Para o presidente do TSE, ministro Gilmar Mendes, o momento, as revelações das distorções e desvios com o dinheiro público e o pouco trabalho das legendas em relação à comunidade faz com que o interesse diminua. “Há uma crise mundial em relação aos partidos. No nosso caso, é difícil ver um que esteja atuando para passar uma mensagem interessante, estimular a participação, criar ideias. Um ou outro movimento surgiu daquelas manifestações de 2013, mas não chega a induzir”, critica.
A faixa etária entre 45 e 59 anos ainda é a dominante no quesito, com 5,8 milhões de filiados. Com exceção do PSol e do Novo — que tem mais filiados homens entre 35 a 44 anos —, o restante tem nas idades a maior quantidade de associados. A faixa também representa a maior parte do eleitorado brasileiro, com 35 milhões de eleitores, 23,9% do total. Na avaliação do presidente do diretório nacional do Novo, Moisés Jardim, o partido não se separa em faixas, pois trabalha “como um bloco”. “Temos uma proposta de inovação e a principal forma de comunicação é por meio das redes sociais. Isso acaba atraindo um público mais jovem, mas não existem pautas divergentes. Somos um só bloco que conversa unificado em todas as faixas”, afirma.

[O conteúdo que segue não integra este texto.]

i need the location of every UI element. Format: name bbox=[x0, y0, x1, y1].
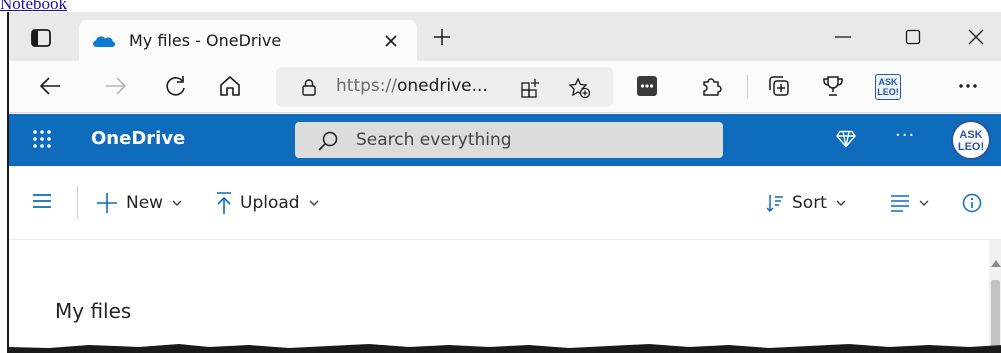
chevron-down-icon bbox=[836, 200, 846, 207]
ask-leo-badge-line-2: LEO! bbox=[877, 87, 899, 97]
close-window-icon[interactable] bbox=[968, 28, 984, 46]
back-arrow-icon[interactable] bbox=[38, 74, 62, 98]
search-input[interactable]: Search everything bbox=[295, 122, 723, 158]
settings-more-button[interactable]: ··· bbox=[895, 125, 915, 146]
lock-icon[interactable] bbox=[302, 79, 316, 96]
page-title: My files bbox=[55, 299, 132, 323]
add-favorite-icon[interactable] bbox=[568, 77, 592, 99]
onedrive-brand[interactable]: OneDrive bbox=[91, 128, 185, 149]
refresh-icon[interactable] bbox=[164, 74, 188, 98]
list-view-icon bbox=[890, 194, 910, 212]
more-options-icon[interactable] bbox=[958, 75, 978, 97]
plus-icon bbox=[96, 192, 118, 214]
url-field[interactable]: https://onedrive... bbox=[276, 67, 613, 107]
avatar[interactable]: ASK LEO! bbox=[951, 120, 991, 160]
tab-bar: My files - OneDrive bbox=[9, 12, 1001, 61]
chevron-down-icon bbox=[919, 200, 929, 207]
hamburger-menu-icon[interactable] bbox=[32, 193, 52, 209]
maximize-icon[interactable] bbox=[905, 28, 921, 46]
app-available-icon[interactable] bbox=[520, 77, 542, 99]
chevron-down-icon bbox=[172, 200, 182, 207]
vertical-scrollbar[interactable] bbox=[989, 240, 1001, 353]
avatar-line-2: LEO! bbox=[957, 141, 985, 153]
onedrive-cloud-icon bbox=[91, 34, 117, 48]
info-icon[interactable] bbox=[962, 193, 982, 213]
torn-edge-decoration bbox=[9, 344, 1001, 353]
tab-title: My files - OneDrive bbox=[129, 31, 282, 50]
minimize-icon[interactable] bbox=[835, 28, 851, 46]
command-bar: New Upload Sort bbox=[9, 166, 1001, 240]
sort-label: Sort bbox=[792, 193, 827, 213]
notebook-link[interactable]: Notebook bbox=[0, 0, 67, 12]
premium-diamond-icon[interactable] bbox=[836, 130, 856, 148]
close-tab-icon[interactable] bbox=[385, 35, 397, 47]
tab-actions-icon[interactable] bbox=[31, 29, 51, 47]
onedrive-header: OneDrive Search everything ··· ASK LEO! bbox=[9, 114, 1001, 166]
new-button[interactable]: New bbox=[96, 188, 182, 218]
avatar-line-1: ASK bbox=[959, 129, 983, 141]
password-extension-icon[interactable] bbox=[636, 75, 658, 97]
browser-window: My files - OneDrive https://onedrive... … bbox=[7, 12, 1001, 353]
search-icon bbox=[317, 130, 339, 152]
file-list-area: My files bbox=[9, 240, 1001, 353]
trophy-icon[interactable] bbox=[821, 74, 845, 98]
chevron-down-icon bbox=[309, 200, 319, 207]
extensions-puzzle-icon[interactable] bbox=[699, 74, 723, 98]
ask-leo-extension-icon[interactable]: ASK LEO! bbox=[875, 74, 901, 100]
upload-button[interactable]: Upload bbox=[216, 188, 319, 218]
collections-icon[interactable] bbox=[767, 74, 791, 98]
url-host: onedrive... bbox=[396, 76, 488, 96]
upload-icon bbox=[216, 191, 232, 215]
upload-label: Upload bbox=[240, 193, 300, 213]
scroll-up-arrow-icon[interactable] bbox=[991, 259, 1001, 267]
sort-icon bbox=[766, 193, 784, 213]
url-text: https://onedrive... bbox=[336, 76, 488, 96]
active-tab[interactable]: My files - OneDrive bbox=[79, 20, 417, 61]
search-placeholder: Search everything bbox=[356, 130, 512, 150]
toolbar-divider bbox=[747, 75, 748, 99]
view-options-button[interactable] bbox=[890, 188, 929, 218]
new-label: New bbox=[126, 193, 164, 213]
url-scheme: https:// bbox=[336, 76, 397, 96]
new-tab-icon[interactable] bbox=[433, 28, 451, 46]
home-icon[interactable] bbox=[218, 74, 242, 98]
command-divider bbox=[77, 186, 78, 218]
app-launcher-icon[interactable] bbox=[32, 129, 52, 149]
sort-button[interactable]: Sort bbox=[766, 188, 846, 218]
address-bar: https://onedrive... ASK LEO! bbox=[9, 61, 1001, 113]
ask-leo-badge-line-1: ASK bbox=[878, 77, 898, 87]
forward-arrow-icon bbox=[104, 74, 128, 98]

Já o PSol se destaca pelo público mais jovem. A faixa predominante na legenda é entre 25 e 34 anos e a sigla foi a que mais cresceu em 2017 — com a filiação de 24.715 novos associados. “A gente se apresenta como um partido que tenta representar uma nova esquerda, que luta pelos direitos das minorias sem ter se corrompido. O nosso crescimento se deve ao reconhecimento à coerência. Uma nova geração de pessoas que se identificam com essa política encontram abrigo na nossa proposta. E velhos lutadores de movimentos sociais, desiludidos com o que há por aí, também veem uma opção na gente”, diz o presidente nacional da legenda, Juliano Medeiros.